In der Regel sind die Fehler zwar nicht so gravierend, dafür kann das Geld nicht zurückgefordert werden. Für Gamer*innen bedeutet dies getrübten Spielspaß, zahlreiche Probleme und der volle Kaufpreis. Dabei häufen sich die Probleme nicht nur bei Konsolenspielen, sondern auch im Bereich des Mobile Gamings. Zwar sind hierbei viele Spiele kostenfrei, wer sich für einen kostenpflichtigen Inhalt mit Bugs und Fehlern entscheidet, bleibt aktuell noch oft auf der Strecke.
Die Beweislast als Kernproblem
Ganz ausformuliert ist die neue Regelung aber noch nicht. Details der Gesetzesanpassung müssen noch geklärt werden, da das Thema sehr komplex und in Teilbereichen schwer zu erfassen ist. Vor allem der Aspekt der Beweislast erweist sich als Problem, weil der Nachweis von Mängeln ohnehin schon komplexer geworden und im Bereich Software besonders schwer zu führen ist.

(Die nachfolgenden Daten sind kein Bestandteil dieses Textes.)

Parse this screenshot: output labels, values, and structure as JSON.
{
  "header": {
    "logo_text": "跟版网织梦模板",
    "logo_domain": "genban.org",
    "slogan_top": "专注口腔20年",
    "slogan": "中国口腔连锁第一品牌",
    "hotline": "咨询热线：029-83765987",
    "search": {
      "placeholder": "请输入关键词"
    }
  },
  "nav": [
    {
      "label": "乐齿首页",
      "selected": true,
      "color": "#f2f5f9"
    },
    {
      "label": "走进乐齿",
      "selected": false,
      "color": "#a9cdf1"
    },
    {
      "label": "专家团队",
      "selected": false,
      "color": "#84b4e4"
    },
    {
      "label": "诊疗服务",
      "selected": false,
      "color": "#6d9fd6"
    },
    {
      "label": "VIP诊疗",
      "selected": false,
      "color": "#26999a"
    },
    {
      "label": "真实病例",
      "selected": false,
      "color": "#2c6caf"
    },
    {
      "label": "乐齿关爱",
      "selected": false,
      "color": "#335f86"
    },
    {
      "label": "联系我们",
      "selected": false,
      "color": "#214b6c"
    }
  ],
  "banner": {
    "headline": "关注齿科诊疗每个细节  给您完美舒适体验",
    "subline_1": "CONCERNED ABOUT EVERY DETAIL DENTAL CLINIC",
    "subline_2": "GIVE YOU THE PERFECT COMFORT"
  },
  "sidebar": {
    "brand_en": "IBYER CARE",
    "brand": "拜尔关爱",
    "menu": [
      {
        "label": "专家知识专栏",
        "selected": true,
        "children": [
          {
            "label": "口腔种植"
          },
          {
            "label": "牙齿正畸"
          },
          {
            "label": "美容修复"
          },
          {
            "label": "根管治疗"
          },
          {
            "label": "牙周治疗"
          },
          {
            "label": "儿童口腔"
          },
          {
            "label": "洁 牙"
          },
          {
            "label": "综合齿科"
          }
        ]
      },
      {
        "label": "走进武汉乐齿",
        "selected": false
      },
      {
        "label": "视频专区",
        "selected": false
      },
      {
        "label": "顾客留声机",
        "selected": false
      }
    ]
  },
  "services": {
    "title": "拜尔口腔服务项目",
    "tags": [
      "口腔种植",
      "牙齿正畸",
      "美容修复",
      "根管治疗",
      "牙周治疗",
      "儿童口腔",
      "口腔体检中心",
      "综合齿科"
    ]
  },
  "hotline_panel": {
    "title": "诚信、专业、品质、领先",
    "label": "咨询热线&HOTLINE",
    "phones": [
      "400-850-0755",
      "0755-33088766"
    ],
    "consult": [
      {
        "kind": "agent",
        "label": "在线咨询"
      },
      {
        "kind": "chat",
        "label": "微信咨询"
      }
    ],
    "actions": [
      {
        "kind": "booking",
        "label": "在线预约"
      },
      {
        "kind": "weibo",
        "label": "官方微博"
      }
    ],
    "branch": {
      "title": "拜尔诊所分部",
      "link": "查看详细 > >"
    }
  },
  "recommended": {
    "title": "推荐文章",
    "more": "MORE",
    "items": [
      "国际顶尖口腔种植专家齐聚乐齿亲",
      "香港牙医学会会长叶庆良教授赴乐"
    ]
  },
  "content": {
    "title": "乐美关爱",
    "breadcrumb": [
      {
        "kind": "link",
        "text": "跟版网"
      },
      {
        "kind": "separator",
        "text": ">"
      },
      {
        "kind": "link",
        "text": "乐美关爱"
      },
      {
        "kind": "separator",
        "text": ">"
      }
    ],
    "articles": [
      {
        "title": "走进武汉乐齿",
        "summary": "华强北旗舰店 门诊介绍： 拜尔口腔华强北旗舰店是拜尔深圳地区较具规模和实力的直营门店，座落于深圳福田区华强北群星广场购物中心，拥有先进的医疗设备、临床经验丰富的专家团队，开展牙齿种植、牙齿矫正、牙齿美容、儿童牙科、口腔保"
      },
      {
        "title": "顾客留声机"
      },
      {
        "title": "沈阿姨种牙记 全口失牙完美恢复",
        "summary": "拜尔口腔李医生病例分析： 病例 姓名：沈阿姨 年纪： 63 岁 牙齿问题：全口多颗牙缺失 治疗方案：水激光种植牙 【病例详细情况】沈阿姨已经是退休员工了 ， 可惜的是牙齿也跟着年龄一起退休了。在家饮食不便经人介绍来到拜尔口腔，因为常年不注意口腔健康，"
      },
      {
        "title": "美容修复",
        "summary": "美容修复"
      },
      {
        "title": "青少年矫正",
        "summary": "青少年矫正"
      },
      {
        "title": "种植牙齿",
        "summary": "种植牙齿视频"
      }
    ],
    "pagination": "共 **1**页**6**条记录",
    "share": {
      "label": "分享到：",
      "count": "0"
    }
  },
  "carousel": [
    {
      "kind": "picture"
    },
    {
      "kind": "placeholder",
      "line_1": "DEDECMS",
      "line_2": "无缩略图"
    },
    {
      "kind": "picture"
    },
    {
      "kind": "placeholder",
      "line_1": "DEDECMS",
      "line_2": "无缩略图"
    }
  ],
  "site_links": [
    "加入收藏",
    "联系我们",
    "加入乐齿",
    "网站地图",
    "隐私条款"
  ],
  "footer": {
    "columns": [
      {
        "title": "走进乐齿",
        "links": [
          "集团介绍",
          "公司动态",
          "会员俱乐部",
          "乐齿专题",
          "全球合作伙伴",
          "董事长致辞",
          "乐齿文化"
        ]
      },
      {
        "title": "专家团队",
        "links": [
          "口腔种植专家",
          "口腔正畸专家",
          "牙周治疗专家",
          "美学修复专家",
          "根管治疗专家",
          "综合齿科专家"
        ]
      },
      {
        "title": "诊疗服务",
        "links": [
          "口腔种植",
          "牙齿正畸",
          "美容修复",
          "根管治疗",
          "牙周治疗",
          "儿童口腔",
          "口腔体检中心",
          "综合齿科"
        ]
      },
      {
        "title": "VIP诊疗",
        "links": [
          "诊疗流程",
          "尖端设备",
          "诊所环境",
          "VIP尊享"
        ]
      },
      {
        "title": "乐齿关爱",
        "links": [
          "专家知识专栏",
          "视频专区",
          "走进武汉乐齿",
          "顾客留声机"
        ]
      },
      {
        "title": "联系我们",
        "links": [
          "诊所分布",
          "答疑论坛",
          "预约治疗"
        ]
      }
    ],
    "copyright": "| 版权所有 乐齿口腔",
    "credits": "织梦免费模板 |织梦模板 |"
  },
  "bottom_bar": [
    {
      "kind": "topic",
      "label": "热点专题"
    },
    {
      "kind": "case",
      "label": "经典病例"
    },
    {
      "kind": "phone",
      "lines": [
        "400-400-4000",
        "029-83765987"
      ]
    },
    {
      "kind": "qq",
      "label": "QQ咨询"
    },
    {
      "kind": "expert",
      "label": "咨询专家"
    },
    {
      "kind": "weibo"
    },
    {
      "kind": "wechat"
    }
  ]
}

Hier ist die zentrale Frage, auf wessen Seite die Beweislast liegen sollte und welche Schadensgrenzen angesetzt werden, um Regressansprüche geltend machen zu können. Um dieses schwierige Thema anzugehen, wird eine Gleichstellung zwischen Verbrauchern und Herstellern angestrebt.
Diese soll Hersteller von Software dazu verpflichten, Beweismittel offenzulegen und flexible Fristen für Geltendmachung anzubieten.
Auch Händler können in die Pflicht genommen werden
Änderungen stehen auch für Software- und Gaming-Händler an. Denn im Zweifelsfall können auch sie als Verkäufer direkt von Kund*innen haftbar gehalten werden, sollte der Hersteller nicht greifbar sein oder rechtlich nicht haftbar gemacht werden können. Dies könnte vor allem dann von Bedeutung sein, wenn Nicht-EU-Hersteller schadhafte oder gefährliche Software ausliefern.